Nach einer Dienstreise zu unserer Tochterfirma in Alhama de Aragon verlängerte ich noch meinen Aufenthalt in Spanien für 2 Tage in Madrid. Die drittgrößte Stadt Europas (über 3 Mio Einwohner) überraschte mich durch ihre Größe und die schönen alten, guterhaltenen Gebäude (siehe Foto).

Metro, das Verkehrsmittel in Madrid

Madrid hat neben einem dichten Netz öffentlicher Verkehrsmittel, selbstverständlich auch Uber und einige, teilweise elektrische, Car-Sharing-Angebote. Aufgrund mangelnder Ortskenntnis und voller Straßen bevorzugte ich meist die Metro. Vom Flughafen zu meinem AirBnB musste ich jedoch einen Bus benutzen. Die erste Hürde ist hier, Bargeld nicht größer als 5 Euro in der Tasche zu haben. Netterweise wechselte mir der Busfahrer von seinem privaten Portemonnaie auch meinen 10-Euro-Schein.

Die aufladbaren Karten, die in allen Bussen und Metros gelten, erhält man nämlich nur an Automaten, die sich an U-Bahn-Stationen befinden.
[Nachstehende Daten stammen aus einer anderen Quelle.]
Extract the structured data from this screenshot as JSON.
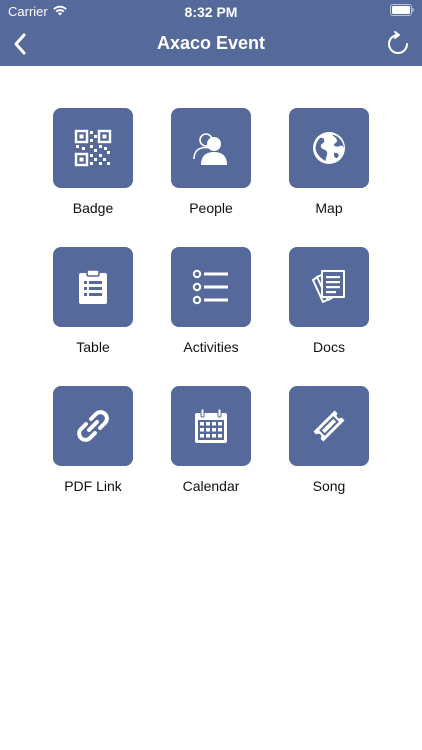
{
  "status": {
    "carrier": "Carrier",
    "time": "8:32 PM"
  },
  "nav": {
    "title": "Axaco Event"
  },
  "tiles": [
    {
      "label": "Badge",
      "icon": "qr-code-icon"
    },
    {
      "label": "People",
      "icon": "people-icon"
    },
    {
      "label": "Map",
      "icon": "globe-icon"
    },
    {
      "label": "Table",
      "icon": "clipboard-icon"
    },
    {
      "label": "Activities",
      "icon": "list-icon"
    },
    {
      "label": "Docs",
      "icon": "documents-icon"
    },
    {
      "label": "PDF Link",
      "icon": "link-icon"
    },
    {
      "label": "Calendar",
      "icon": "calendar-icon"
    },
    {
      "label": "Song",
      "icon": "ticket-icon"
    }
  ],
  "colors": {
    "accent": "#56699b",
    "text": "#111111",
    "background": "#ffffff"
  }
}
Diese Karten mit 10 Jahren Gültigkeit können mit Einzelfahrten oder Tagestickets für Touristen aufgeladen und dann auch bargeldlos mit Kreditkarten am Automaten bezahlt werden. Mit der roten Karte (siehe Foto) ist dann ein Durchgang an allen U-Bahn-Eingängen möglich, beim Verlassen der U-Bahn-Stationen ist keine Karte erforderlich.

Natürlich gibt es auch diverse E-Tretroller und E-Scooter in der Stadt: Voi, Jump, Circ, Lime, Coup, etc. Ich wohnte in einem Außenbezirk, Barajas, dort waren leider keine zu finden.
Beim Parken ist Vorsicht geboten, in der Nähe größerer Straßen und an den Haupttouristenattraktionen, wie der Palacio Real, dürfen diese nicht abgestellt werden. Lime beispielsweise blockierte hier sogar die Fahrt. Andere Regeln habe ich nicht gefunden, die E-Tretroller wurden sowohl auf der Straße als auch auf dem Bürgersteig gefahren.
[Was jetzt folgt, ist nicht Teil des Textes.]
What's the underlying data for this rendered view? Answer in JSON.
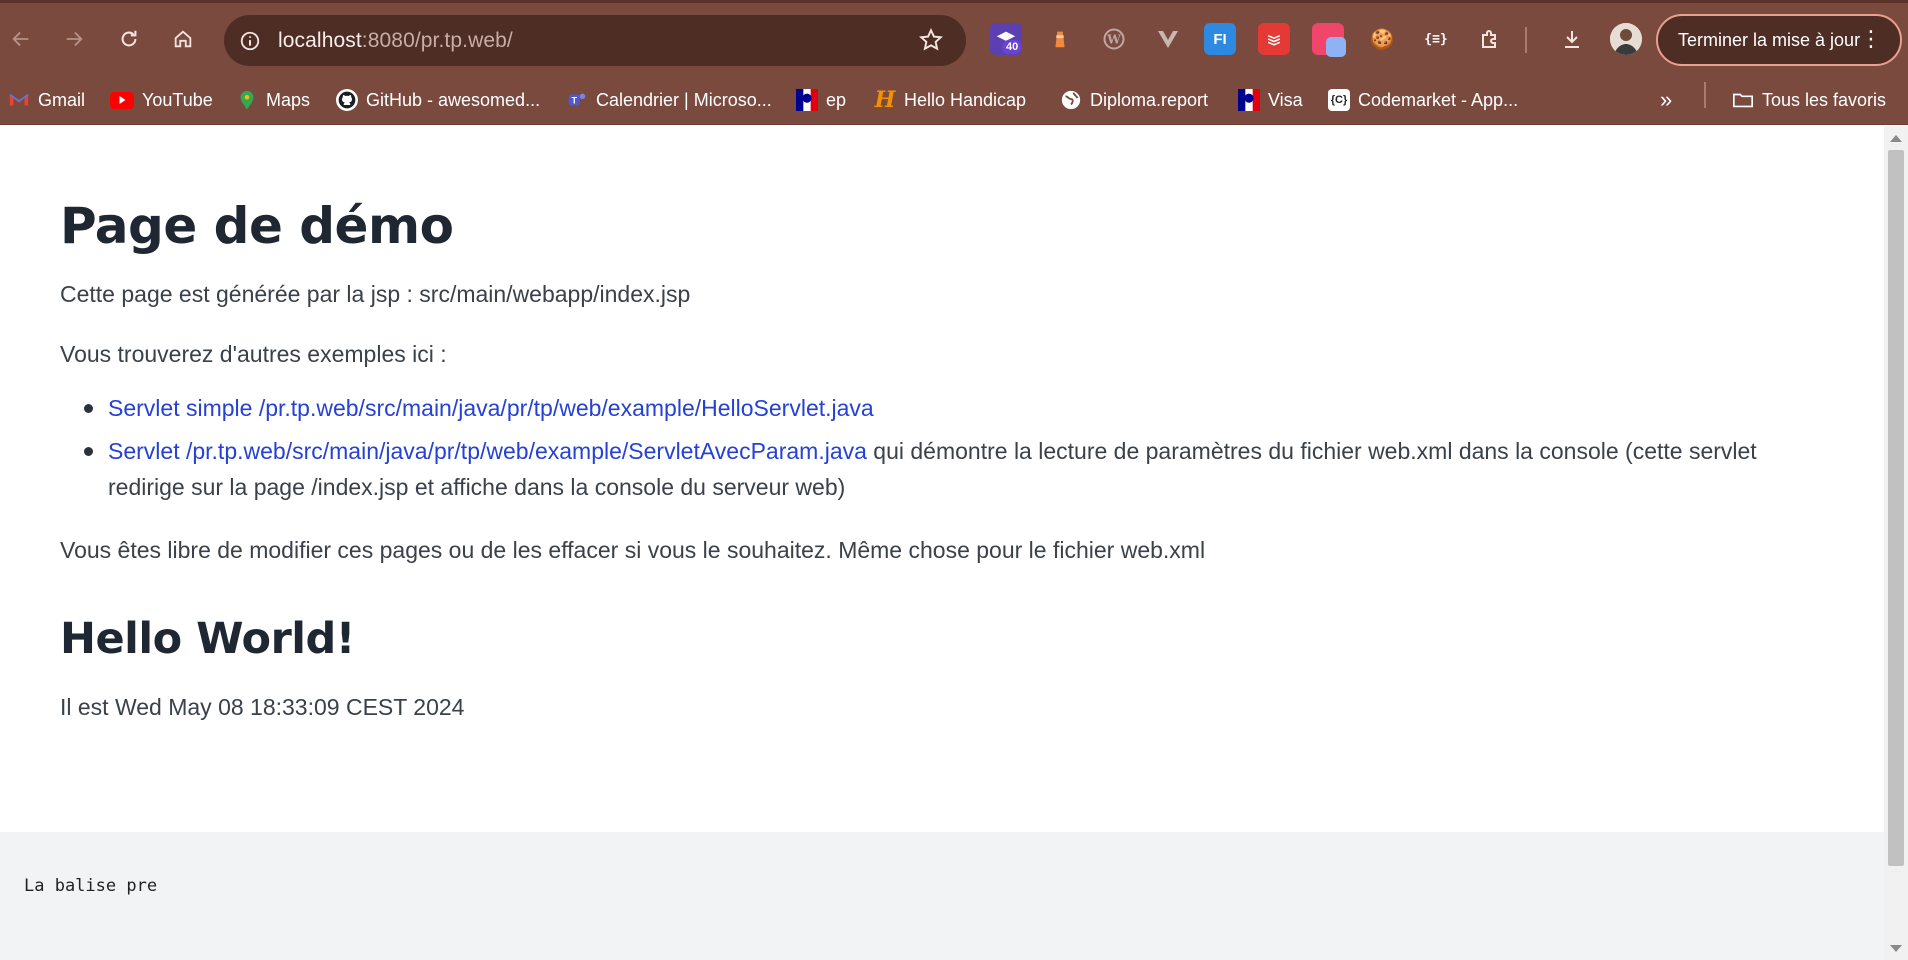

Fahrradwege sind in der Madrider Innenstadt eher selten zu finden. In einigen älteren Stadtteilen sind die Straßen smaller, hier fahren dann spezielle, kleinere Elektrobusse. Einen positiven Nebenfeffekt bewirken dort kleine Poller am Straßenrand, die das Parken der Autos vermindern (siehe Foto). So werden diese Straßen für PKWs zunehmend unattraktiv und weniger befahren.

Streetart in Lavapies

Bei einer Stadtführung mit einem Einwohner Madrids lernte ich die älteren und schönen Stadtviertel Latina und Lavapies besser kennen. Alfonso (Experience über AirBnB) zeigte mir schöne Innenhöfe (Corallas), typische Straßen des Viertels und unzählige Streetarts (siehe Foto).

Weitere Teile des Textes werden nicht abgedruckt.